Get yourself to the Greek islands. For me they’re the closest thing to Caribbean Island living on this side of the Atlantic. My family feel at home there. For us, it's about exploration, relaxing, bonding and great food. Any Mitsis Hotel hits the sweet spot, my kids are entertained, incredible food and locations and my aesthetic boxes ticked. But what I’m really dreaming about is tapping into my paternal homeland and finally visiting Grenada, especially its tiny island of Carriacou. It’s minuscule but full of a unique culture, rooted in West Africa and I’d love to experience that first hand.
Where is your favourite restaurant?
The HARDEST question, wow! I’m eagerly waiting for the return of Chef Dom Taylor’s ‘The Front Room’, his Langham residency was pure magic. But for my regular fix, it must be RapChar, a tiny Jamaican spot in Brixton. The chef trained at the legendary Alpha school in Jamaica, and it shows: Caribbean food with creativity, finesse, passion and portions that don’t play. The cocktails are dangerously moreish and as a risotto lover I can confirm their Caribbean Prawn Risotto will have you undoing buttons just to finish every grain.

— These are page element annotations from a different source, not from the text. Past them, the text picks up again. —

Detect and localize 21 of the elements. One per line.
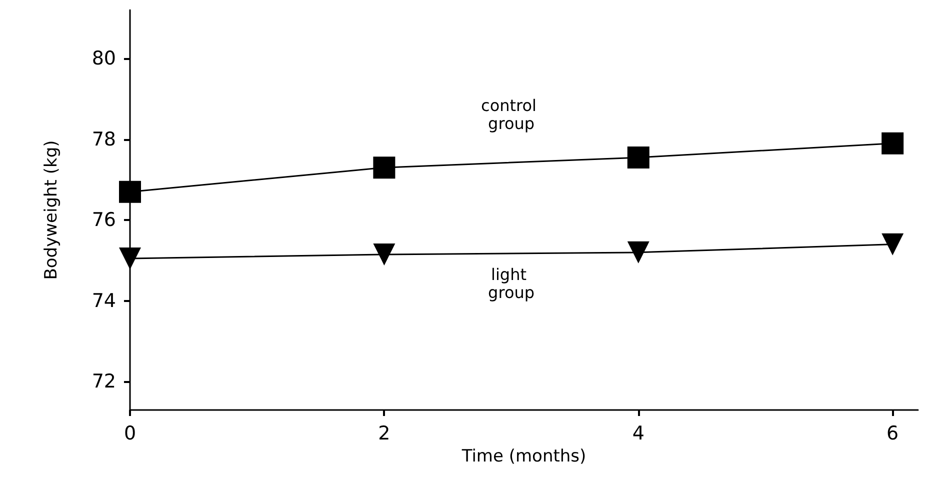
x-tick-label: 4 [632, 422, 644, 444]
x-tick-label: 2 [378, 422, 390, 444]
point [627, 146, 650, 168]
y-axis-title: Bodyweight (kg) [42, 140, 62, 280]
point [627, 241, 650, 264]
point [373, 243, 396, 266]
point [119, 247, 141, 270]
point [882, 233, 904, 256]
series-label: control group [481, 96, 542, 134]
y-tick-label: 78 [92, 128, 116, 150]
y-tick-label: 76 [92, 209, 116, 232]
point [373, 156, 396, 179]
point [119, 180, 141, 203]
y-tick-label: 74 [92, 290, 116, 312]
y-tick-label: 80 [92, 47, 116, 70]
point [882, 132, 904, 154]
y-tick-label: 72 [92, 370, 116, 393]
x-tick-label: 0 [124, 422, 136, 444]
series-label: light group [488, 264, 535, 302]
x-tick-label: 6 [886, 422, 899, 444]
x-axis-title: Time (months) [460, 446, 586, 466]
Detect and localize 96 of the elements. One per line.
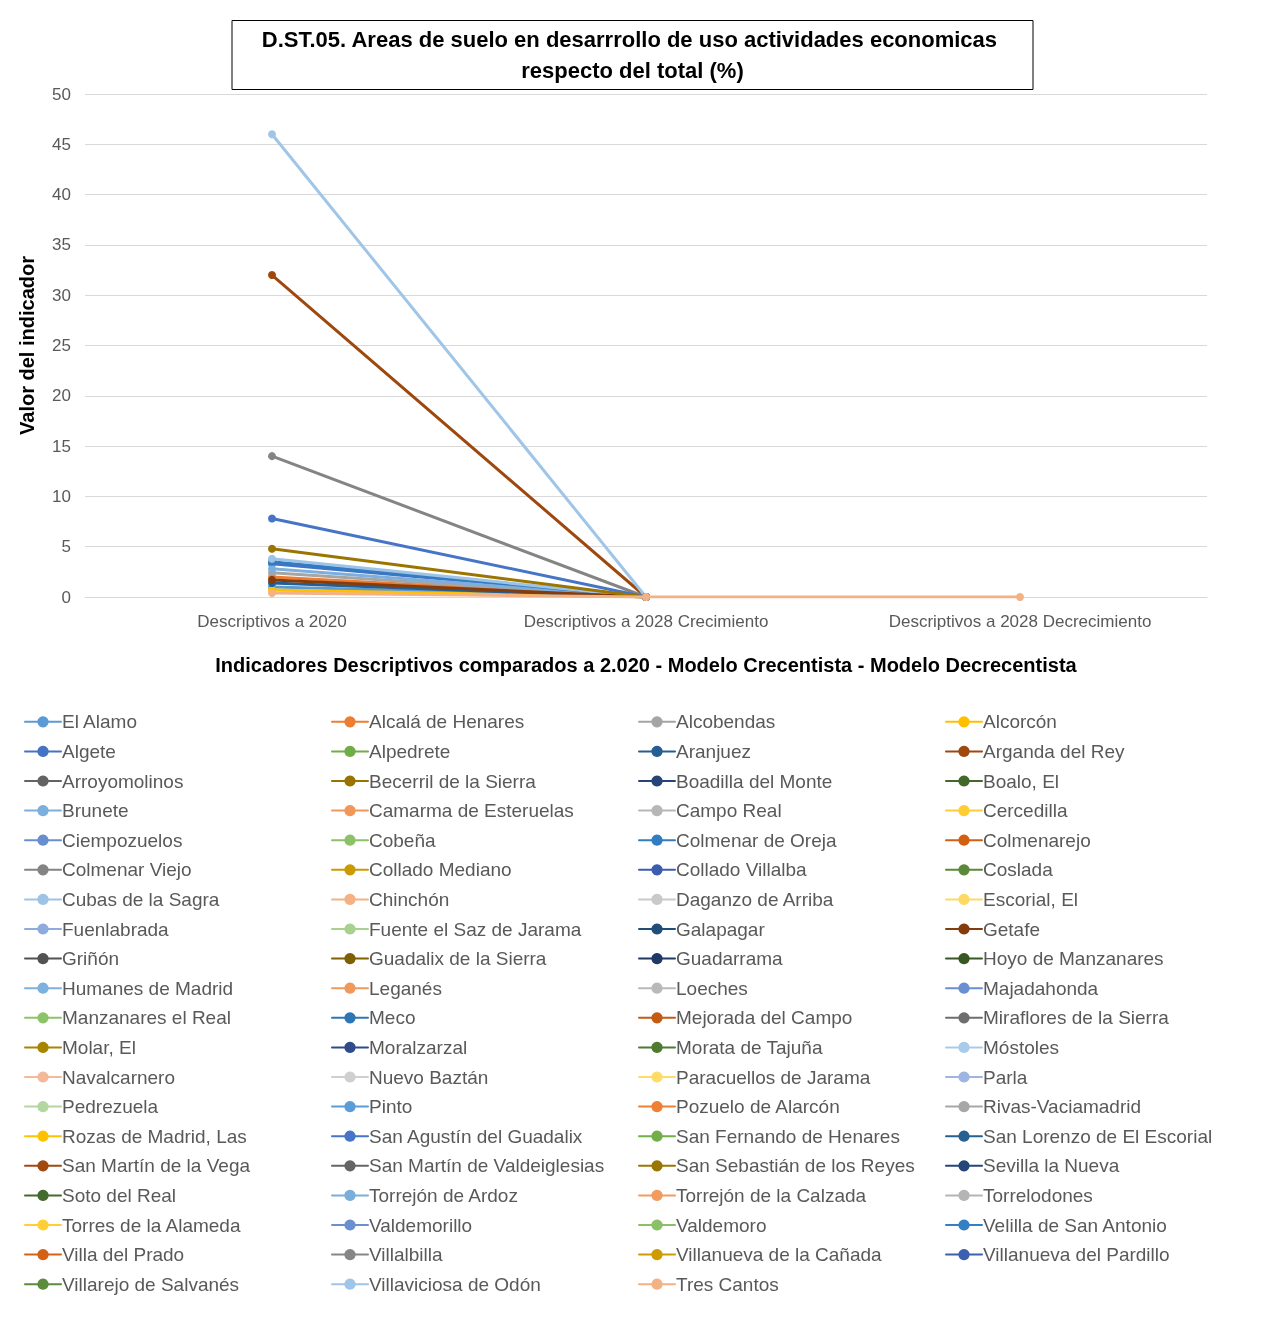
legend-label: Arroyomolinos [62, 770, 184, 792]
legend-label: Camarma de Esteruelas [369, 800, 574, 822]
legend-label: Collado Villalba [676, 859, 808, 881]
legend-label: Torrejón de la Calzada [676, 1184, 867, 1206]
legend-label: Colmenarejo [983, 829, 1091, 851]
legend-label: Cobeña [369, 829, 436, 851]
y-tick-label: 30 [52, 285, 71, 305]
legend-label: Soto del Real [62, 1184, 177, 1206]
legend-label: Getafe [983, 918, 1041, 940]
legend-label: San Lorenzo de El Escorial [983, 1125, 1213, 1147]
legend-label: Loeches [676, 977, 748, 999]
y-axis-title: Valor del indicador [16, 255, 38, 435]
legend-label: Collado Mediano [369, 859, 512, 881]
legend-label: Alcorcón [983, 711, 1057, 733]
x-tick-label: Descriptivos a 2020 [197, 612, 347, 631]
legend-label: Becerril de la Sierra [369, 770, 537, 792]
legend-label: Mejorada del Campo [676, 1007, 853, 1029]
x-axis-title: Indicadores Descriptivos comparados a 2.020 - Modelo Crecentista - Modelo Decrecentista [215, 654, 1078, 676]
legend-label: Valdemoro [676, 1214, 767, 1236]
legend-label: Nuevo Baztán [369, 1066, 489, 1088]
y-tick-label: 0 [61, 587, 71, 607]
legend-label: Campo Real [676, 800, 782, 822]
legend-label: Manzanares el Real [62, 1007, 231, 1029]
legend-label: Chinchón [369, 888, 450, 910]
legend-label: Sevilla la Nueva [983, 1155, 1120, 1177]
legend-label: Guadarrama [676, 948, 784, 970]
legend-label: Rozas de Madrid, Las [62, 1125, 247, 1147]
legend-label: Villanueva del Pardillo [983, 1244, 1170, 1266]
legend-label: Galapagar [676, 918, 766, 940]
y-tick-label: 20 [52, 386, 71, 406]
legend-label: Navalcarnero [62, 1066, 175, 1088]
legend-label: Guadalix de la Sierra [369, 948, 547, 970]
legend-label: Griñón [62, 948, 120, 970]
legend-label: Aranjuez [676, 740, 751, 762]
legend-label: Tres Cantos [676, 1273, 779, 1295]
legend-label: Fuenlabrada [62, 918, 170, 940]
y-tick-label: 45 [52, 134, 71, 154]
legend-label: Molar, El [62, 1036, 136, 1058]
legend-label: Villaviciosa de Odón [369, 1273, 541, 1295]
y-tick-label: 50 [52, 84, 71, 104]
legend-label: Villa del Prado [62, 1244, 185, 1266]
legend-label: Escorial, El [983, 888, 1079, 910]
x-tick-label: Descriptivos a 2028 Decrecimiento [888, 612, 1152, 631]
legend-label: Cercedilla [983, 800, 1068, 822]
legend-label: Hoyo de Manzanares [983, 948, 1164, 970]
legend-label: Torrejón de Ardoz [369, 1184, 518, 1206]
legend-label: Villalbilla [369, 1244, 444, 1266]
legend-label: Torres de la Alameda [62, 1214, 241, 1236]
legend-label: San Martín de la Vega [62, 1155, 251, 1177]
chart-title: D.ST.05. Areas de suelo en desarrrollo de uso actividades economicas respecto del total (%) [261, 27, 1004, 83]
legend-label: El Alamo [62, 711, 137, 733]
legend-label: Humanes de Madrid [62, 977, 234, 999]
y-tick-label: 15 [52, 436, 71, 456]
legend-label: Moralzarzal [369, 1036, 468, 1058]
legend-label: Villarejo de Salvanés [62, 1273, 240, 1295]
y-tick-label: 25 [52, 336, 71, 355]
legend-label: Villanueva de la Cañada [676, 1244, 883, 1266]
legend-label: San Fernando de Henares [676, 1125, 900, 1147]
legend-label: Alcobendas [676, 711, 776, 733]
legend-label: Alpedrete [369, 740, 451, 762]
legend-label: San Agustín del Guadalix [369, 1125, 583, 1147]
legend-label: Algete [62, 740, 116, 762]
legend-label: Pinto [369, 1096, 413, 1118]
legend-label: Miraflores de la Sierra [983, 1007, 1170, 1029]
legend-label: Alcalá de Henares [369, 711, 525, 733]
legend-label: Torrelodones [983, 1184, 1093, 1206]
y-tick-label: 35 [52, 235, 71, 255]
legend-label: Boadilla del Monte [676, 770, 833, 792]
legend-label: Colmenar de Oreja [676, 829, 837, 851]
legend-label: San Martín de Valdeiglesias [369, 1155, 605, 1177]
legend-label: Fuente el Saz de Jarama [369, 918, 582, 940]
legend-label: Arganda del Rey [983, 740, 1126, 762]
legend-label: Rivas-Vaciamadrid [983, 1096, 1142, 1118]
y-tick-label: 40 [52, 185, 71, 205]
legend-label: Valdemorillo [369, 1214, 473, 1236]
legend-label: Móstoles [983, 1036, 1060, 1058]
legend-label: Cubas de la Sagra [62, 888, 220, 910]
legend-label: Parla [983, 1066, 1028, 1088]
legend-label: Ciempozuelos [62, 829, 183, 851]
x-tick-label: Descriptivos a 2028 Crecimiento [523, 612, 769, 631]
legend-label: Meco [369, 1007, 416, 1029]
legend-label: Velilla de San Antonio [983, 1214, 1167, 1236]
legend-label: Brunete [62, 800, 129, 822]
legend-label: Daganzo de Arriba [676, 888, 834, 910]
legend-label: Pozuelo de Alarcón [676, 1096, 840, 1118]
legend-label: Paracuellos de Jarama [676, 1066, 871, 1088]
y-tick-label: 10 [52, 486, 71, 506]
y-tick-label: 5 [61, 537, 71, 557]
legend-label: Pedrezuela [62, 1096, 159, 1118]
legend-label: Morata de Tajuña [676, 1036, 823, 1058]
legend-label: Boalo, El [983, 770, 1060, 792]
legend-label: Majadahonda [983, 977, 1099, 999]
legend-label: Colmenar Viejo [62, 859, 192, 881]
legend-label: Leganés [369, 977, 442, 999]
legend-label: Coslada [983, 859, 1054, 881]
legend-label: San Sebastián de los Reyes [676, 1155, 915, 1177]
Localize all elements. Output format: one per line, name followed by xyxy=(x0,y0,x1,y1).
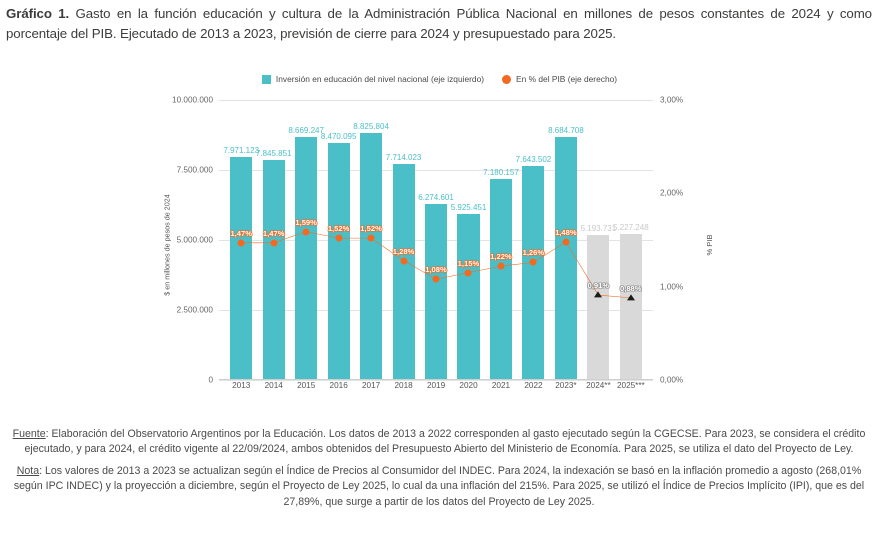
bar-value-label: 8.470.095 xyxy=(320,131,357,141)
figure-footer: Fuente: Elaboración del Observatorio Arg… xyxy=(8,427,870,516)
y-axis-right-tick: 2,00% xyxy=(660,188,684,198)
x-axis-tick: 2016 xyxy=(329,381,348,390)
legend-swatch-bar-icon xyxy=(261,74,271,84)
y-axis-left-tick: 7.500.000 xyxy=(176,165,213,175)
figure-caption: Gráfico 1. Gasto en la función educación… xyxy=(6,4,872,43)
bar[interactable]: 7.180.157 xyxy=(483,168,519,380)
legend-item-line: En % del PIB (eje derecho) xyxy=(502,74,617,84)
y-axis-right-tick: 3,00% xyxy=(660,95,684,105)
x-axis-ticks: 2013 2014 2015 2016 2017 2018 2019 2020 2021 2022… xyxy=(225,381,647,397)
bar-value-label: 5.925.451 xyxy=(450,203,487,213)
footer-note-label: Nota xyxy=(16,464,40,477)
footer-source: Fuente: Elaboración del Observatorio Arg… xyxy=(8,427,870,458)
bar-value-label: 7.845.851 xyxy=(255,149,292,159)
y-axis-right-ticks: 0,00% 1,00% 2,00% 3,00% xyxy=(652,96,710,385)
bar-slot: 8.669.247 xyxy=(288,100,324,380)
x-axis-tick: 2019 xyxy=(426,381,446,390)
zero-axis-line xyxy=(219,379,653,380)
figure-caption-text: Gasto en la función educación y cultura … xyxy=(6,6,872,41)
bar[interactable]: 8.825.804 xyxy=(353,122,389,380)
bar-value-label: 5.193.731 xyxy=(580,223,617,233)
gridline xyxy=(219,380,653,381)
footer-source-label: Fuente xyxy=(12,428,46,440)
chart-container: $ en millones de pesos de 2024 % PIB 0 2.… xyxy=(163,92,714,397)
bar-value-label: 7.643.502 xyxy=(515,154,552,164)
x-axis-tick: 2025*** xyxy=(616,381,645,390)
legend-label-line: En % del PIB (eje derecho) xyxy=(516,74,618,84)
bar-value-label: 7.180.157 xyxy=(483,167,519,177)
gridline xyxy=(219,100,653,101)
figure-caption-label: Gráfico 1. xyxy=(6,6,70,21)
bar[interactable]: 5.193.731 xyxy=(581,224,616,380)
x-axis-tick: 2017 xyxy=(362,381,381,390)
bar-slot: 7.845.851 xyxy=(256,100,291,380)
x-axis-tick: 2018 xyxy=(394,381,413,390)
bar[interactable]: 7.643.502 xyxy=(516,155,551,380)
x-axis-tick: 2023* xyxy=(555,381,577,390)
bar-value-label: 8.669.247 xyxy=(288,126,324,136)
y-axis-left-tick: 10.000.000 xyxy=(172,95,213,105)
y-axis-right-tick: 0,00% xyxy=(660,375,684,385)
legend-label-bars: Inversión en educación del nivel naciona… xyxy=(275,74,485,84)
x-axis-tick: 2015 xyxy=(297,381,316,390)
bar-value-label: 8.825.804 xyxy=(353,121,389,131)
bar-value-label: 6.274.601 xyxy=(418,193,454,203)
bar-value-label: 7.971.123 xyxy=(223,145,260,155)
bar-slot: 7.971.123 xyxy=(223,100,259,380)
plot-area: 7.971.123 7.845.851 8.669.247 8.470.095 8.82… xyxy=(219,100,653,381)
bar[interactable]: 7.971.123 xyxy=(223,146,259,380)
bar[interactable]: 6.274.601 xyxy=(418,193,454,380)
bar[interactable]: 5.925.451 xyxy=(451,203,486,380)
bar-slot: 7.180.157 xyxy=(483,100,519,380)
chart-legend: Inversión en educación del nivel naciona… xyxy=(0,74,879,84)
bar[interactable]: 5.227.248 xyxy=(613,223,649,380)
bar-slot: 8.684.708 xyxy=(548,100,584,380)
footer-source-text: : Elaboración del Observatorio Argentino… xyxy=(24,428,866,456)
footer-note-text: : Los valores de 2013 a 2023 se actualiz… xyxy=(13,464,865,508)
x-axis-tick: 2013 xyxy=(232,381,251,390)
footer-note: Nota: Los valores de 2013 a 2023 se actu… xyxy=(8,464,870,510)
bar-series: 7.971.123 7.845.851 8.669.247 8.470.095 8.82… xyxy=(223,100,649,380)
x-axis-tick: 2024** xyxy=(586,381,611,390)
y-axis-left-tick: 5.000.000 xyxy=(176,235,213,245)
legend-swatch-dot-icon xyxy=(502,74,512,84)
gridline xyxy=(219,170,653,171)
y-axis-left-tick: 0 xyxy=(208,375,213,385)
bar-slot: 5.227.248 xyxy=(613,100,649,380)
bar[interactable]: 7.714.023 xyxy=(386,153,421,380)
bar-slot: 8.825.804 xyxy=(353,100,389,380)
bar-slot: 5.193.731 xyxy=(581,100,616,380)
bar[interactable]: 8.684.708 xyxy=(548,126,584,380)
bar[interactable]: 7.845.851 xyxy=(256,149,291,380)
y-axis-left-ticks: 0 2.500.000 5.000.000 7.500.000 10.000.000 xyxy=(165,96,221,385)
x-axis-tick: 2014 xyxy=(264,381,283,390)
x-axis-tick: 2021 xyxy=(491,381,511,390)
bar[interactable]: 8.470.095 xyxy=(321,132,356,380)
y-axis-right-tick: 1,00% xyxy=(660,282,684,292)
bar-value-label: 5.227.248 xyxy=(613,222,649,232)
x-axis-tick: 2020 xyxy=(459,381,478,390)
bar-slot: 8.470.095 xyxy=(321,100,356,380)
bar[interactable]: 8.669.247 xyxy=(288,126,324,380)
bar-value-label: 7.714.023 xyxy=(385,153,422,163)
bar-slot: 5.925.451 xyxy=(451,100,486,380)
bar-value-label: 8.684.708 xyxy=(548,125,584,135)
y-axis-left-tick: 2.500.000 xyxy=(176,305,213,315)
x-axis-tick: 2022 xyxy=(524,381,543,390)
bar-slot: 7.714.023 xyxy=(386,100,421,380)
bar-slot: 7.643.502 xyxy=(516,100,551,380)
legend-item-bars: Inversión en educación del nivel naciona… xyxy=(261,74,485,84)
bar-slot: 6.274.601 xyxy=(418,100,454,380)
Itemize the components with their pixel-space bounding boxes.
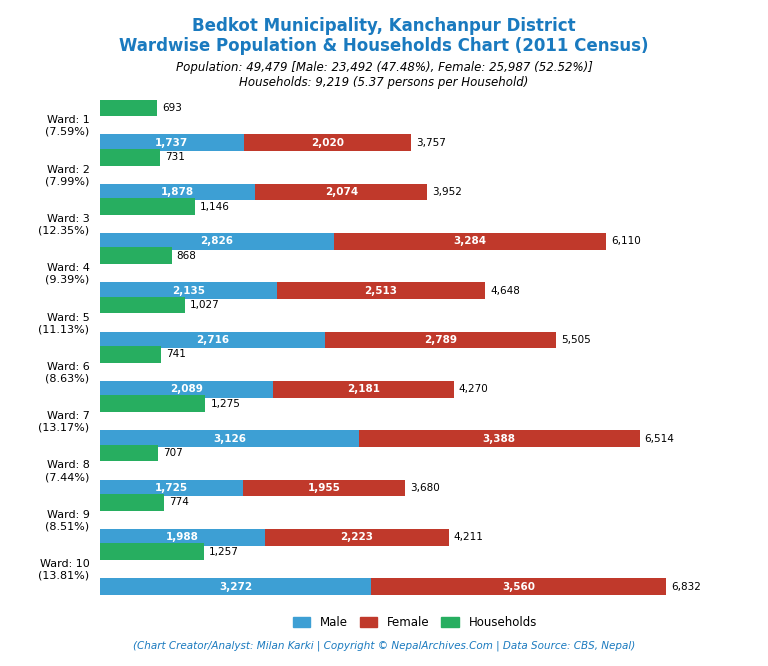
Text: 5,505: 5,505 [561, 335, 591, 345]
Text: 1,955: 1,955 [307, 483, 340, 493]
Text: 1,725: 1,725 [154, 483, 188, 493]
Text: 1,878: 1,878 [161, 187, 194, 197]
Bar [100, 480, 243, 496]
Text: 868: 868 [177, 251, 197, 261]
Text: 774: 774 [169, 498, 189, 507]
Bar [100, 297, 185, 314]
Bar [100, 543, 204, 560]
Bar [100, 346, 161, 363]
Text: 2,826: 2,826 [200, 236, 233, 246]
Text: 6,832: 6,832 [671, 581, 701, 591]
Text: 6,514: 6,514 [644, 434, 674, 444]
Text: (Chart Creator/Analyst: Milan Karki | Copyright © NepalArchives.Com | Data Sourc: (Chart Creator/Analyst: Milan Karki | Co… [133, 641, 635, 651]
Bar [100, 396, 206, 412]
Bar [100, 578, 371, 595]
Bar [359, 430, 640, 447]
Bar [276, 282, 485, 299]
Text: 707: 707 [164, 448, 183, 458]
Text: Population: 49,479 [Male: 23,492 (47.48%), Female: 25,987 (52.52%)]: Population: 49,479 [Male: 23,492 (47.48%… [176, 61, 592, 75]
Bar [100, 135, 243, 151]
Text: 3,757: 3,757 [416, 138, 446, 148]
Text: 4,270: 4,270 [458, 384, 488, 394]
Bar [334, 233, 606, 250]
Text: 1,737: 1,737 [155, 138, 188, 148]
Bar [100, 332, 325, 348]
Text: 1,988: 1,988 [166, 532, 199, 542]
Text: 2,223: 2,223 [340, 532, 373, 542]
Text: 4,211: 4,211 [454, 532, 484, 542]
Text: Wardwise Population & Households Chart (2011 Census): Wardwise Population & Households Chart (… [119, 37, 649, 55]
Legend: Male, Female, Households: Male, Female, Households [288, 611, 541, 634]
Text: 2,020: 2,020 [311, 138, 344, 148]
Text: 3,388: 3,388 [483, 434, 516, 444]
Bar [243, 135, 411, 151]
Bar [100, 494, 164, 511]
Text: 3,680: 3,680 [410, 483, 439, 493]
Text: 3,284: 3,284 [454, 236, 487, 246]
Text: Households: 9,219 (5.37 persons per Household): Households: 9,219 (5.37 persons per Hous… [240, 76, 528, 89]
Bar [243, 480, 405, 496]
Text: 2,789: 2,789 [424, 335, 457, 345]
Bar [100, 282, 276, 299]
Text: 6,110: 6,110 [611, 236, 641, 246]
Bar [273, 381, 454, 398]
Text: 3,560: 3,560 [502, 581, 535, 591]
Bar [100, 248, 172, 264]
Text: 741: 741 [166, 350, 186, 360]
Text: 3,952: 3,952 [432, 187, 462, 197]
Bar [325, 332, 556, 348]
Text: 1,027: 1,027 [190, 300, 220, 310]
Bar [100, 529, 264, 545]
Text: 1,275: 1,275 [210, 399, 240, 409]
Bar [371, 578, 666, 595]
Bar [256, 184, 427, 200]
Text: 3,126: 3,126 [213, 434, 246, 444]
Text: 693: 693 [162, 103, 182, 113]
Bar [264, 529, 449, 545]
Bar [100, 381, 273, 398]
Text: 3,272: 3,272 [219, 581, 252, 591]
Text: 2,074: 2,074 [325, 187, 358, 197]
Bar [100, 233, 334, 250]
Text: 4,648: 4,648 [490, 286, 520, 296]
Bar [100, 430, 359, 447]
Bar [100, 149, 161, 166]
Text: 1,146: 1,146 [200, 202, 230, 212]
Text: Bedkot Municipality, Kanchanpur District: Bedkot Municipality, Kanchanpur District [192, 17, 576, 35]
Text: 2,089: 2,089 [170, 384, 203, 394]
Text: 2,181: 2,181 [347, 384, 380, 394]
Text: 731: 731 [165, 153, 185, 163]
Bar [100, 184, 256, 200]
Bar [100, 198, 195, 215]
Bar [100, 445, 158, 462]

Chef Dom Taylor, Marvees Restaurant.
What's your go-to comfort food for snacking on in the studio?
I don't trust snacks near my work, but Red Bush tea. Always within reach.
What is your favourite cocktail bar or drink?
I’ve recently stopped drinking and finding a good non-alcoholic wine has been a challenge. But then at The Portrait (stunning views over the West End by the way, a hidden gem), I was introduced to the most beautiful sparkling wine, Dr Fischer Steinbock. It was such a perfect discovery, made even sweeter as I was there celebrating my inclusion in the Herbert Smith Freehills Kramer Portrait Prize, at the National Portrait Gallery downstairs.
What would you love to see more of in the art world?
I'm a rule-breaker and passionate about empowering people to have a voice, So I’d love to see more working-class voices in the art world. I want to see art that challenges assumptions, bends the rules and reveals truths that don’t usually make it into white walls and catalogues. Art should feel alive and connected to the world around us, not sealed off. More working-class voices mean more grit, humour, honesty and humanity in the mix and that can only make the art world richer.
What would you like to see less of in the art world?
Art made with dollar signs for pupils, it shows and it’s boring. I’m here for the process, the journey, not just the product. My biggest issue is AI. Hands off my hard work. Until there’s fair regulation and actual payback for the creatives being mined, it’s less ‘artificial intelligence’ and more ‘artificial exploitation’ and we need it to stop.